The sustained activation of non-synaptic and synaptic mechanisms, along with other processes that differentiate affective from sensorimotor processes, may lead to an asymmetric background in which none of these processes is able to accommodate itself to the others’ activity. While sensorimotor processes adapt to the evolving situation in a faster and more precise way, they are entrained only to a level of relative coordination by the continuously changing affective background which, on its part, tends to cause more progressive and smoother changes. Likewise, affective components enact affective processes entrained by a sensorimotor scenario that keeps constantly changing due to new emerging features coming from the environment or from other cognitive processes. The persistence of this dynamic may generate an amplifying loop in which the effect of what has just happened destabilizes what is already happening and the reciprocally caused asymmetry keeps expanding and is constantly in need of additional processes to alleviate it. As a consequence, whereby sensorimotor and affective aspects become interwoven, the ongoing activity acquires an expressive quality. Borrowing Stamatopoulou’s words (2018), there is a progressive enactment of lived significance to the unfolding action, which leads us to intensified sense-making activity.

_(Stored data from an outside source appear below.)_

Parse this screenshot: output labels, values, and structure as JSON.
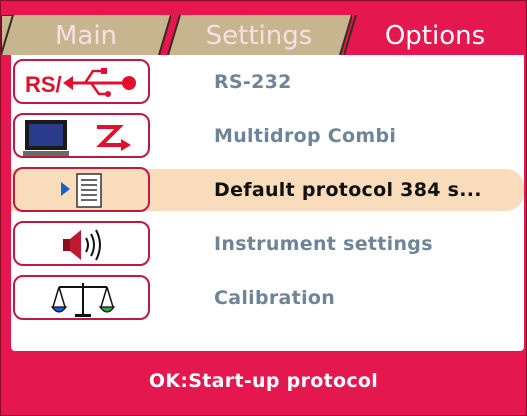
{
  "tabs": [
    {
      "label": "Main",
      "active": false
    },
    {
      "label": "Settings",
      "active": false
    },
    {
      "label": "Options",
      "active": true
    }
  ],
  "menu": {
    "items": [
      {
        "label": "RS-232",
        "icon": "rs232-usb-icon",
        "icon_text": "RS/",
        "selected": false
      },
      {
        "label": "Multidrop Combi",
        "icon": "monitor-multidrop-icon",
        "selected": false
      },
      {
        "label": "Default protocol 384 s...",
        "icon": "protocol-document-icon",
        "selected": true
      },
      {
        "label": "Instrument settings",
        "icon": "speaker-sound-icon",
        "selected": false
      },
      {
        "label": "Calibration",
        "icon": "balance-scale-icon",
        "selected": false
      }
    ]
  },
  "status": {
    "text": "OK:Start-up protocol"
  },
  "colors": {
    "frame": "#e4184e",
    "tab_inactive": "#c7b58f",
    "selection": "#f8dcbb",
    "label": "#6f8597",
    "label_selected": "#111111"
  }
}
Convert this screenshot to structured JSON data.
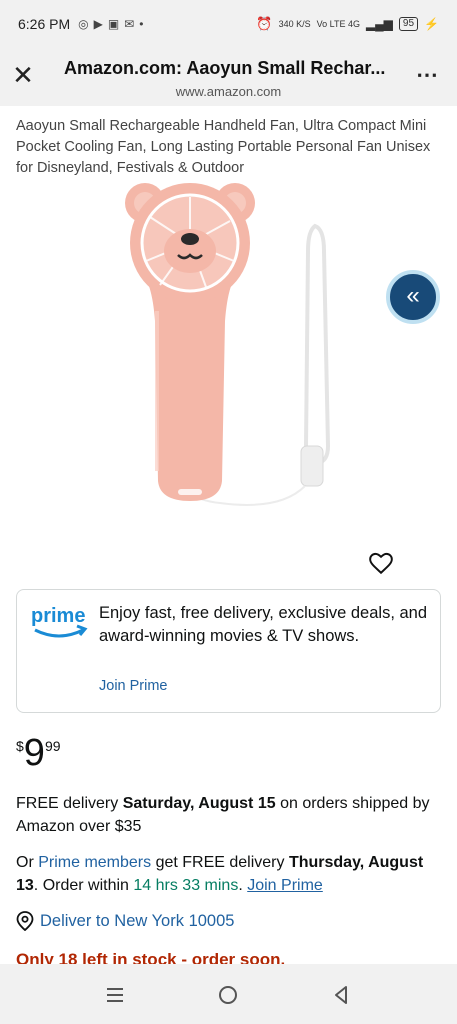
{
  "status": {
    "time": "6:26 PM",
    "speed": "340 K/S",
    "network": "Vo LTE 4G",
    "battery": "95"
  },
  "browser": {
    "title": "Amazon.com: Aaoyun Small Rechar...",
    "url": "www.amazon.com"
  },
  "product": {
    "title": "Aaoyun Small Rechargeable Handheld Fan, Ultra Compact Mini Pocket Cooling Fan, Long Lasting Portable Personal Fan Unisex for Disneyland, Festivals & Outdoor",
    "image_alt": "pink bear handheld fan"
  },
  "prime": {
    "logo_text": "prime",
    "text": "Enjoy fast, free delivery, exclusive deals, and award-winning movies & TV shows.",
    "join": "Join Prime"
  },
  "price": {
    "symbol": "$",
    "whole": "9",
    "fraction": "99"
  },
  "delivery": {
    "free_prefix": "FREE delivery ",
    "free_date": "Saturday, August 15",
    "free_suffix": " on orders shipped by Amazon over $35",
    "or": "Or ",
    "prime_members": "Prime members",
    "get_free": " get FREE delivery ",
    "prime_date": "Thursday, August 13",
    "order_within": ". Order within ",
    "countdown": "14 hrs 33 mins",
    "period": ". ",
    "join_prime": "Join Prime"
  },
  "location": {
    "deliver_to": "Deliver to New York 10005"
  },
  "stock": {
    "text": "Only 18 left in stock - order soon."
  },
  "colors": {
    "link": "#2162a1",
    "green": "#067d62",
    "stock_red": "#b12704",
    "collapse_button": "#184a78",
    "fan_pink": "#f4b7a8"
  }
}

3.1.2 Narrative and attentional correlation

The aforementioned asymmetry between affective and sensorimotor processes has the potential to trigger a dynamic response by slower cognitive dynamics intended to balance it. Meaningful and powerful experiences, such as aesthetic experiences, are not usually immediate. They require time to unfold.Footnote 8 This is the way they become more rich, nuanced, and context-specific. In a sense, the processing of the affective/sensorimotor asymmetry constitutes the reservoir out of which the experience builds itself in the most appropriate way for this precise engagement. The affective/sensorimotor asymmetry generates raw aesthetic snapshots in which the sensorimotor and the affective are blended but in need of contextual integration. This asymmetry constrains slower processes in a local-to-global direction, and starts driving brain networks either to pay attention to aspects coming from the environment or to take into consideration some patterns rich in affective information. These dynamic changes in brain networks constitute the other process that is part of the pre-reflective rhythm.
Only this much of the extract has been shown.